Still, the reason to own this is the performances: The Ramones bulldozing through "I Wanna be Sedated," Iggy raging on about that "TV Eye," and Costello and the Attractions slinking through a terrific "Watch Your Step."

TILBROOK ON THE ROAD

The album that included "Watch Your Step" also featured a duet with a gifted "new waver," Squeeze singer and composer Glen Tilbrook. His touring is documented in "Glen Tilbrook: One for the Road" (Image), a fine look at life after semi-stardom, directed by Amy Pickard.

Pickard's film follows her favorite performer as he tours the United States in 2001 with his acoustic guitars in an RV. Between club and theater gigs, where he performs great Squeeze tunes such as "Tempted," "Black Coffee in Bed" and "Another Nail in My Heart" as if he had just composed them last week, along with new songs that he actually had, Tilbrook talks to Pickard about what compels him to do this when he could live off royalties.

Pickard comes across as someone you would actually enjoy following from town to town.

VELVET UNDERGROUND

That's not exactly the vibe we get from "Velvet Redux: Live MCMXCIII" (Rhino), the only visual record of the original Velvet Underground, which, according to rock lore, only sold a few hundred records in its brief lifetime but everybody who heard it decided to start a band.

For reasons that remain murky and contentious, Lou Reed, John Cale, Sterling Morrison and the late Moe Tucker, who may have been the last band anyone would have ever expected to mount a reunion tour, did it in 1993. The idea was to play a few warm-up gigs in Europe before making a triumphant return to a United States that never appreciated them when they were creating their anti-hippie art-noise in the late 1960s.

The three Paris concerts were recorded and filmed, and while the resulting CD was a disappointment, it takes on added significance in its visual incarnation.

The video shows the band at least attempting to connect and recover some semblance of whatever dark magic originally fueled and briefly sustained them.

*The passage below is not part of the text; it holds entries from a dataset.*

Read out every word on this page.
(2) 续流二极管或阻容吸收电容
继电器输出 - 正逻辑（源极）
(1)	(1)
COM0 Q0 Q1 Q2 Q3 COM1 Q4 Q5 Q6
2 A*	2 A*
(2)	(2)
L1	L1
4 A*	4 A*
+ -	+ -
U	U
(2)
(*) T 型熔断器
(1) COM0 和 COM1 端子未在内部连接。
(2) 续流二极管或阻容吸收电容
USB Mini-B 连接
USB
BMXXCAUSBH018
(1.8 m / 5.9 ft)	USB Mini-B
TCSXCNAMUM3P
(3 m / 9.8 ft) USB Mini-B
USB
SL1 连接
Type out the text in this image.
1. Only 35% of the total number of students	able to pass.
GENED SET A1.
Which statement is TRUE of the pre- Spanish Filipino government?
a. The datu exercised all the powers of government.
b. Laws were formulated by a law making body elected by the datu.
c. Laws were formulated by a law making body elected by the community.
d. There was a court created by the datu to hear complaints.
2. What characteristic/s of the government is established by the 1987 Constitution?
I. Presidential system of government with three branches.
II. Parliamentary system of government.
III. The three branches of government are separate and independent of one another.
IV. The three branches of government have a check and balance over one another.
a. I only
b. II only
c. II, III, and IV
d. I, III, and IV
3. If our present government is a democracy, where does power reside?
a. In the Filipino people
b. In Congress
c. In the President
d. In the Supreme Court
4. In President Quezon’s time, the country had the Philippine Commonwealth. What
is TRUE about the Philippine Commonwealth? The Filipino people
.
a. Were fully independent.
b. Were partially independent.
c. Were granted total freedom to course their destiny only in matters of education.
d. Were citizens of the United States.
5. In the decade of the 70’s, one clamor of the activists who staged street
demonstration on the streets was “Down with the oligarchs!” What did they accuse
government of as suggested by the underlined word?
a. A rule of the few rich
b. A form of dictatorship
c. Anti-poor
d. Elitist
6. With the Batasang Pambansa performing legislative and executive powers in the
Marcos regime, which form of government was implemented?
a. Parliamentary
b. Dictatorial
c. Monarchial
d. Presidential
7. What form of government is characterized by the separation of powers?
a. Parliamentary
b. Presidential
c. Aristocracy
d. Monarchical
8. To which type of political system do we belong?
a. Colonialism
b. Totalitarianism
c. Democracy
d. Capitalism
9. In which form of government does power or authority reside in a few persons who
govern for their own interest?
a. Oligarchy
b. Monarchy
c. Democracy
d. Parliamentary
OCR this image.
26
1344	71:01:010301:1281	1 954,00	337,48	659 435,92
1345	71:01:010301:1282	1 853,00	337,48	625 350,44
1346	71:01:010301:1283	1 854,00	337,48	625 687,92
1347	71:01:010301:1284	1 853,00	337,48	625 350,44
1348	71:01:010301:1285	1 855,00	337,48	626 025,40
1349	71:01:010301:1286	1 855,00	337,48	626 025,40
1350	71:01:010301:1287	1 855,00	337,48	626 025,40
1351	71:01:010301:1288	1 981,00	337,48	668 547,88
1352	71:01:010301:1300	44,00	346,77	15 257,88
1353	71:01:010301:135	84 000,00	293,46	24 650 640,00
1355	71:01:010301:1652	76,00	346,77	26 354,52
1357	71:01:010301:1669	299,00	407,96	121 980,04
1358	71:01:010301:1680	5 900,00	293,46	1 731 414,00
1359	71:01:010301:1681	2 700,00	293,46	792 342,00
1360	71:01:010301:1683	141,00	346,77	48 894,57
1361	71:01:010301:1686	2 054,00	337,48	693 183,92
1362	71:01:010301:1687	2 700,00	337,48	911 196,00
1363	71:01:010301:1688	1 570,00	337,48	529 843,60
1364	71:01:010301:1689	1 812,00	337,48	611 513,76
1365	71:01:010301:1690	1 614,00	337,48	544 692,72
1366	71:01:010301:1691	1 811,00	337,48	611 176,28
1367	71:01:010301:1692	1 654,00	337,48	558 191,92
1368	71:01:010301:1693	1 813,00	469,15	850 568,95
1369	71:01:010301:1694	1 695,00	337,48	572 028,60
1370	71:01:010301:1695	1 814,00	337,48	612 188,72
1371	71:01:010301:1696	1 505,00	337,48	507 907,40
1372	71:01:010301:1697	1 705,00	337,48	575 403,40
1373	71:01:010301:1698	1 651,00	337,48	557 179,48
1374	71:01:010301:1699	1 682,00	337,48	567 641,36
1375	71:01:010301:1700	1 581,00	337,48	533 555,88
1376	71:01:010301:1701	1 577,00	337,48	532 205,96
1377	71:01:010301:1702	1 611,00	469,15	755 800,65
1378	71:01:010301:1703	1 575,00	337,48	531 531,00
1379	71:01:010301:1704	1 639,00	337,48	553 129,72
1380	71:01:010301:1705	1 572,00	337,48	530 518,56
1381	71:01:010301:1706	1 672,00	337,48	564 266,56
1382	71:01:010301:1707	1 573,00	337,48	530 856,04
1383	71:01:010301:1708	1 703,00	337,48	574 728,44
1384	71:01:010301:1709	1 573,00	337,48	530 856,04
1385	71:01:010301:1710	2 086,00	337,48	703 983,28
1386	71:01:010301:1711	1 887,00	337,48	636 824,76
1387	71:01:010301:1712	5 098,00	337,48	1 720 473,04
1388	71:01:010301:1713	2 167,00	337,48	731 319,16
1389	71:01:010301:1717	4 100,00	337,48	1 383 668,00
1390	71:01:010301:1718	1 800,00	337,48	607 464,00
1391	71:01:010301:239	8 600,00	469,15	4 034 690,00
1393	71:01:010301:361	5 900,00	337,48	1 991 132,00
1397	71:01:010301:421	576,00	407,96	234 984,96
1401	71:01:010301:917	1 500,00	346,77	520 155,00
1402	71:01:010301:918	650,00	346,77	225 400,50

The program is composed of almost exactly what you might expect: "Femme Fatale," "Pale Blue Eyes" and "Heroin," along with a couple of obligations recorded after Cale had departed, including "Rock and Roll," and a solitary new song, "Coyote."

If it's not awe-inspiring, it is fan-essential. The Cale-Reed conflicts erupted again, and the tour never made it to the States. So this 90-minute set is in fact the last farewell.

RECENT FEATURES

"Flightplan" (Touchstone) squanders a promising Hitchcock-inspired idea — a newly widowed woman's daughter vanishes on a trans-Atlantic flight — and runs it aground in a logic-challenged drama by David Fincher.

Roman Polanski's adaptation of Dickens' classic "Oliver Twist" (Columbia-TriStar) is handsome and studious but emotionally lacking.

The remake of John Carpenter's ghost thriller "The Fog" (Sony Pictures) makes the ordinary original look good in comparison.

If you are not offended by rampant vulgarity, you can be fairly assured of being grossed out, and knocked out, by "The Aristocrats" (ThinkFilm), in which a wide assortment of comics put their spin on what has been called the filthiest joke ever conceived and told — interpreted dozens of ways, by everyone from George Carlin to Paul Reiser to Gilbert Gottfried and Sarah Silverman. Don't call me; I'm just the enabler.